The intense routine of most clinical laboratories does not allow the microscopic analysis of all blood smears by a trained hematologist. With the development of automated blood-cell analyzers, the proportion of blood smear analysis in many clinical settings is below 10% and heavily dependent on “flags” produced by the device. However, the blood smear analysis remains clinically necessary for several circumstances [
20,
25,
29,
30,
31]. Since this analysis is an essential tool for a differential diagnosis, the flagging study demonstrated how the Hilab System represents an advantage compared to conventional CBC devices through an AI-layer screening and specialized hematologist analysis of all blood samples.
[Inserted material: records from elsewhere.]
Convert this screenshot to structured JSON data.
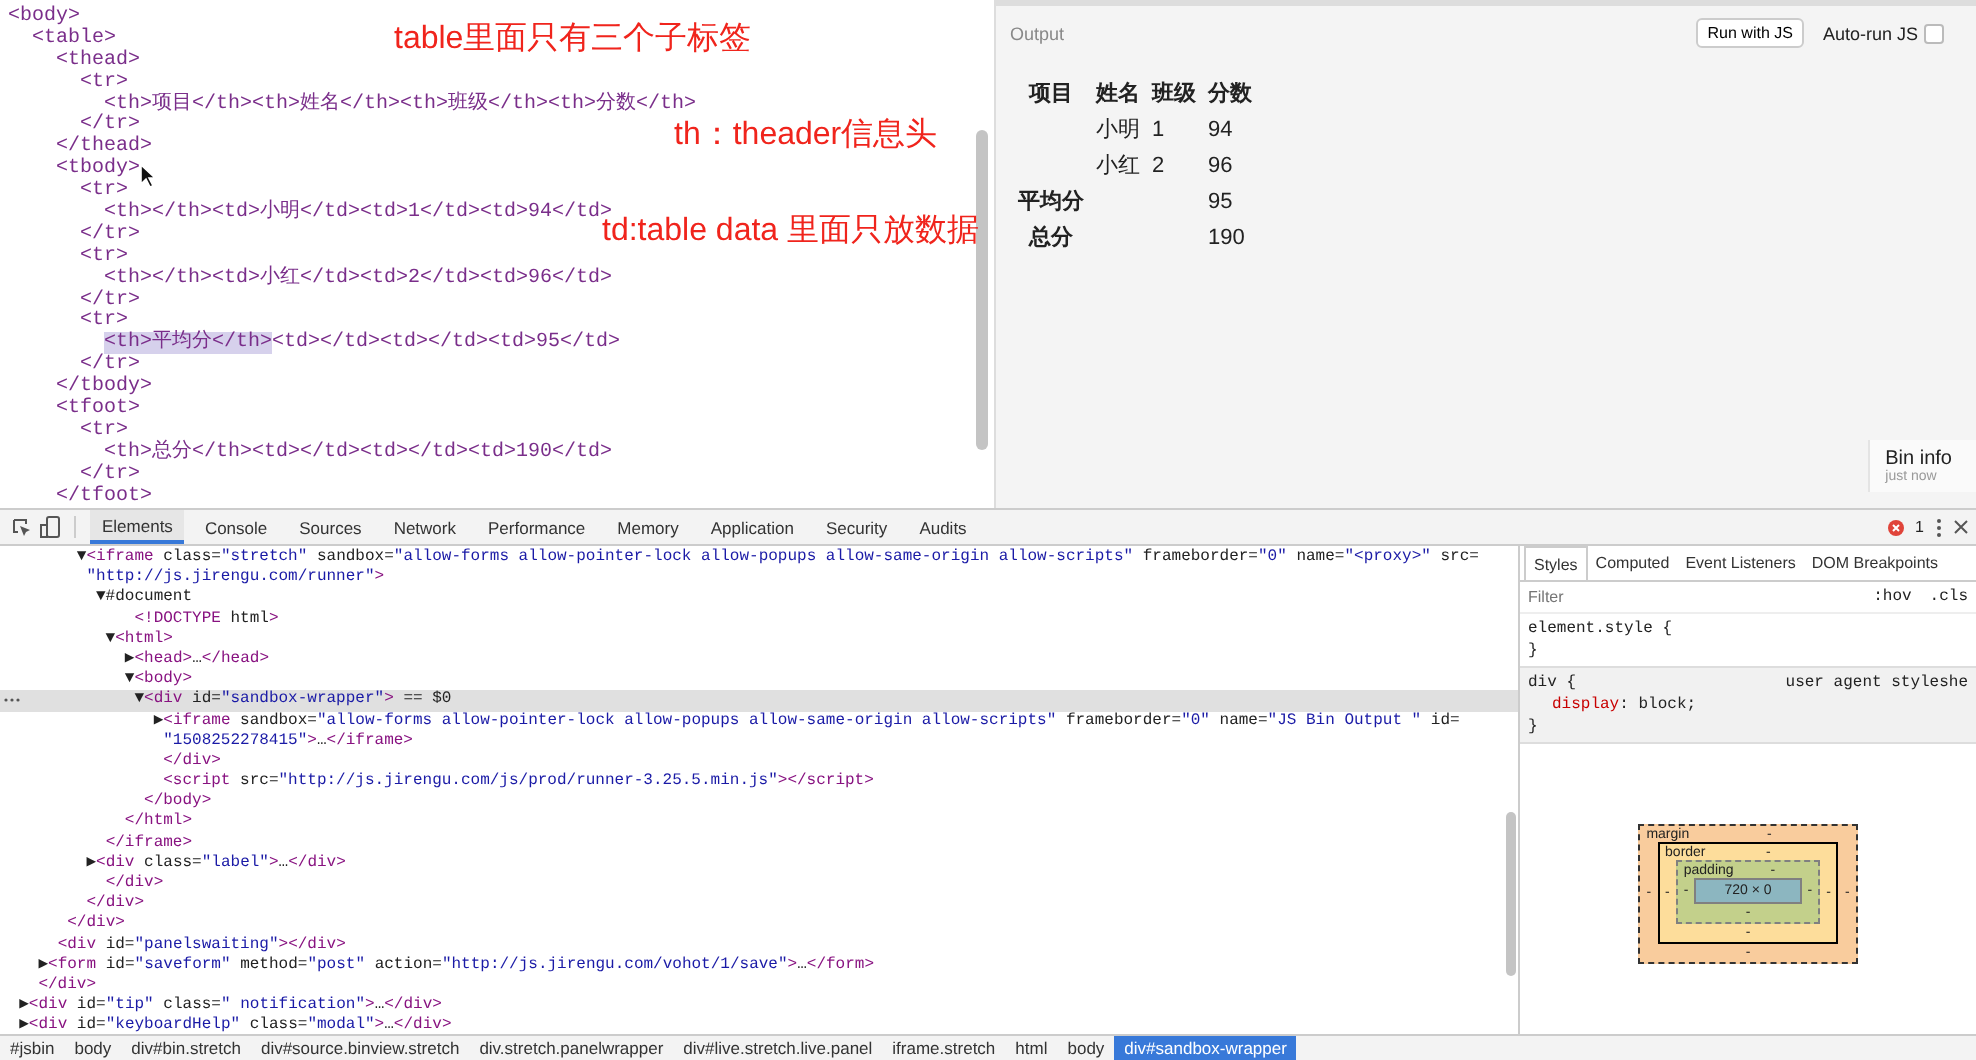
{
  "editor": {
    "lines": [
      {
        "parts": [
          {
            "text": "<body>",
            "selected": false
          }
        ]
      },
      {
        "parts": [
          {
            "text": "  <table>",
            "selected": false
          }
        ]
      },
      {
        "parts": [
          {
            "text": "    <thead>",
            "selected": false
          }
        ]
      },
      {
        "parts": [
          {
            "text": "      <tr>",
            "selected": false
          }
        ]
      },
      {
        "parts": [
          {
            "text": "        <th>项目</th><th>姓名</th><th>班级</th><th>分数</th>",
            "selected": false
          }
        ]
      },
      {
        "parts": [
          {
            "text": "      </tr>",
            "selected": false
          }
        ]
      },
      {
        "parts": [
          {
            "text": "    </thead>",
            "selected": false
          }
        ]
      },
      {
        "parts": [
          {
            "text": "    <tbody>",
            "selected": false
          }
        ]
      },
      {
        "parts": [
          {
            "text": "      <tr>",
            "selected": false
          }
        ]
      },
      {
        "parts": [
          {
            "text": "        <th></th><td>小明</td><td>1</td><td>94</td>",
            "selected": false
          }
        ]
      },
      {
        "parts": [
          {
            "text": "      </tr>",
            "selected": false
          }
        ]
      },
      {
        "parts": [
          {
            "text": "      <tr>",
            "selected": false
          }
        ]
      },
      {
        "parts": [
          {
            "text": "        <th></th><td>小红</td><td>2</td><td>96</td>",
            "selected": false
          }
        ]
      },
      {
        "parts": [
          {
            "text": "      </tr>",
            "selected": false
          }
        ]
      },
      {
        "parts": [
          {
            "text": "      <tr>",
            "selected": false
          }
        ]
      },
      {
        "parts": [
          {
            "text": "        <th>平均分</th>",
            "selected": true
          },
          {
            "text": "<td></td><td></td><td>95</td>",
            "selected": false
          }
        ]
      },
      {
        "parts": [
          {
            "text": "      </tr>",
            "selected": false
          }
        ]
      },
      {
        "parts": [
          {
            "text": "    </tbody>",
            "selected": false
          }
        ]
      },
      {
        "parts": [
          {
            "text": "    <tfoot>",
            "selected": false
          }
        ]
      },
      {
        "parts": [
          {
            "text": "      <tr>",
            "selected": false
          }
        ]
      },
      {
        "parts": [
          {
            "text": "        <th>总分</th><td></td><td></td><td>190</td>",
            "selected": false
          }
        ]
      },
      {
        "parts": [
          {
            "text": "      </tr>",
            "selected": false
          }
        ]
      },
      {
        "parts": [
          {
            "text": "    </tfoot>",
            "selected": false
          }
        ]
      }
    ],
    "annotations": [
      {
        "text": "table里面只有三个子标签"
      },
      {
        "text": "th：theader信息头"
      },
      {
        "text": "td:table data 里面只放数据"
      }
    ]
  },
  "output": {
    "title": "Output",
    "run_button": "Run with JS",
    "auto_run": {
      "label": "Auto-run JS",
      "checked": false
    },
    "table": {
      "columns": [
        "项目",
        "姓名",
        "班级",
        "分数"
      ],
      "rows": [
        {
          "cells": [
            null,
            "小明",
            "1",
            "94"
          ]
        },
        {
          "cells": [
            null,
            "小红",
            "2",
            "96"
          ]
        },
        {
          "cells": [
            "平均分",
            null,
            null,
            "95"
          ]
        },
        {
          "cells": [
            "总分",
            null,
            null,
            "190"
          ]
        }
      ]
    },
    "bin_info": {
      "title": "Bin info",
      "time": "just now"
    }
  },
  "devtools": {
    "tabs": [
      {
        "label": "Elements",
        "selected": true
      },
      {
        "label": "Console",
        "selected": false
      },
      {
        "label": "Sources",
        "selected": false
      },
      {
        "label": "Network",
        "selected": false
      },
      {
        "label": "Performance",
        "selected": false
      },
      {
        "label": "Memory",
        "selected": false
      },
      {
        "label": "Application",
        "selected": false
      },
      {
        "label": "Security",
        "selected": false
      },
      {
        "label": "Audits",
        "selected": false
      }
    ],
    "error_count": "1",
    "dom_lines": [
      {
        "text": "        ▼<iframe class=\"stretch\" sandbox=\"allow-forms allow-pointer-lock allow-popups allow-same-origin allow-scripts\" frameborder=\"0\" name=\"<proxy>\" src=",
        "selected": false
      },
      {
        "text": "         \"http://js.jirengu.com/runner\">",
        "selected": false
      },
      {
        "text": "          ▼#document",
        "selected": false
      },
      {
        "text": "              <!DOCTYPE html>",
        "selected": false
      },
      {
        "text": "           ▼<html>",
        "selected": false
      },
      {
        "text": "             ▶<head>…</head>",
        "selected": false
      },
      {
        "text": "             ▼<body>",
        "selected": false
      },
      {
        "text": "              ▼<div id=\"sandbox-wrapper\"> == $0",
        "selected": true
      },
      {
        "text": "                ▶<iframe sandbox=\"allow-forms allow-pointer-lock allow-popups allow-same-origin allow-scripts\" frameborder=\"0\" name=\"JS Bin Output \" id=",
        "selected": false
      },
      {
        "text": "                 \"1508252278415\">…</iframe>",
        "selected": false
      },
      {
        "text": "                 </div>",
        "selected": false
      },
      {
        "text": "                 <script src=\"http://js.jirengu.com/js/prod/runner-3.25.5.min.js\"></script>",
        "selected": false
      },
      {
        "text": "               </body>",
        "selected": false
      },
      {
        "text": "             </html>",
        "selected": false
      },
      {
        "text": "           </iframe>",
        "selected": false
      },
      {
        "text": "         ▶<div class=\"label\">…</div>",
        "selected": false
      },
      {
        "text": "           </div>",
        "selected": false
      },
      {
        "text": "         </div>",
        "selected": false
      },
      {
        "text": "       </div>",
        "selected": false
      },
      {
        "text": "      <div id=\"panelswaiting\"></div>",
        "selected": false
      },
      {
        "text": "    ▶<form id=\"saveform\" method=\"post\" action=\"http://js.jirengu.com/vohot/1/save\">…</form>",
        "selected": false
      },
      {
        "text": "    </div>",
        "selected": false
      },
      {
        "text": "  ▶<div id=\"tip\" class=\" notification\">…</div>",
        "selected": false
      },
      {
        "text": "  ▶<div id=\"keyboardHelp\" class=\"modal\">…</div>",
        "selected": false
      }
    ],
    "styles": {
      "tabs": [
        {
          "label": "Styles",
          "selected": true
        },
        {
          "label": "Computed",
          "selected": false
        },
        {
          "label": "Event Listeners",
          "selected": false
        },
        {
          "label": "DOM Breakpoints",
          "selected": false
        }
      ],
      "filter_placeholder": "Filter",
      "hov": ":hov",
      "cls": ".cls",
      "rules": [
        {
          "selector": "element.style {",
          "close": "}"
        },
        {
          "selector": "div {",
          "source": "user agent styleshe",
          "declarations": [
            {
              "property": "display",
              "separator": ":",
              "value": "block;"
            }
          ],
          "close": "}"
        }
      ],
      "box_model": {
        "margin": {
          "label": "margin",
          "top": "-",
          "right": "-",
          "bottom": "-",
          "left": "-"
        },
        "border": {
          "label": "border",
          "top": "-",
          "right": "-",
          "bottom": "-",
          "left": "-"
        },
        "padding": {
          "label": "padding",
          "top": "-",
          "right": "-",
          "bottom": "-",
          "left": "-"
        },
        "content": "720 × 0"
      }
    },
    "breadcrumbs": [
      {
        "label": "#jsbin",
        "selected": false
      },
      {
        "label": "body",
        "selected": false
      },
      {
        "label": "div#bin.stretch",
        "selected": false
      },
      {
        "label": "div#source.binview.stretch",
        "selected": false
      },
      {
        "label": "div.stretch.panelwrapper",
        "selected": false
      },
      {
        "label": "div#live.stretch.live.panel",
        "selected": false
      },
      {
        "label": "iframe.stretch",
        "selected": false
      },
      {
        "label": "html",
        "selected": false
      },
      {
        "label": "body",
        "selected": false
      },
      {
        "label": "div#sandbox-wrapper",
        "selected": true
      }
    ]
  }
}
Unlike the first Hilab System validation study [
14], this work encompassed a new CBC analyte through satisfactory MCHC quantification, a relevant index for anemia diagnosis and other blood-related diseases [
32]. Additionally, in this study, the evaluated CBC methodologies did not present statistical differences in EOS/BAS count. This improvement is due to the evaluation area and AI cell identification refinement implemented in the Hilab Lens. In this sense, the increased number of evaluated blood samples enhanced the system image processing and object classification resolution, leading to more concordant results between Hilab System and conventional hematology analyzers.
Although these results demonstrate the reliable clinical application of the Hilab System, evaluating a wide range of CBC values in patients from three different sectors of Erasto Gaertner Hospital, this study presents some limitations. In the second validation study of the Hilab device, even when performed with patients of a hematology-specialized hospital, we did not observe a sufficient number of such cells as blasts, metamyelocytes, and promyelocytes to allow the individual construction of a robust database for these kinds of cells. This being so, the current version of the CBC Hilab device AI can report only the presence of the band neutrophils and immature cells in general. However, since the system does not segregate the lineage or maturation rate of the cells, different immature cell types may be present in the sample when the Hilab System reports this flag and require further analyst interpretation. More testing in distinct centers is in progress to increase these cell subtypes’ databases and, consequently, the classification power of the system.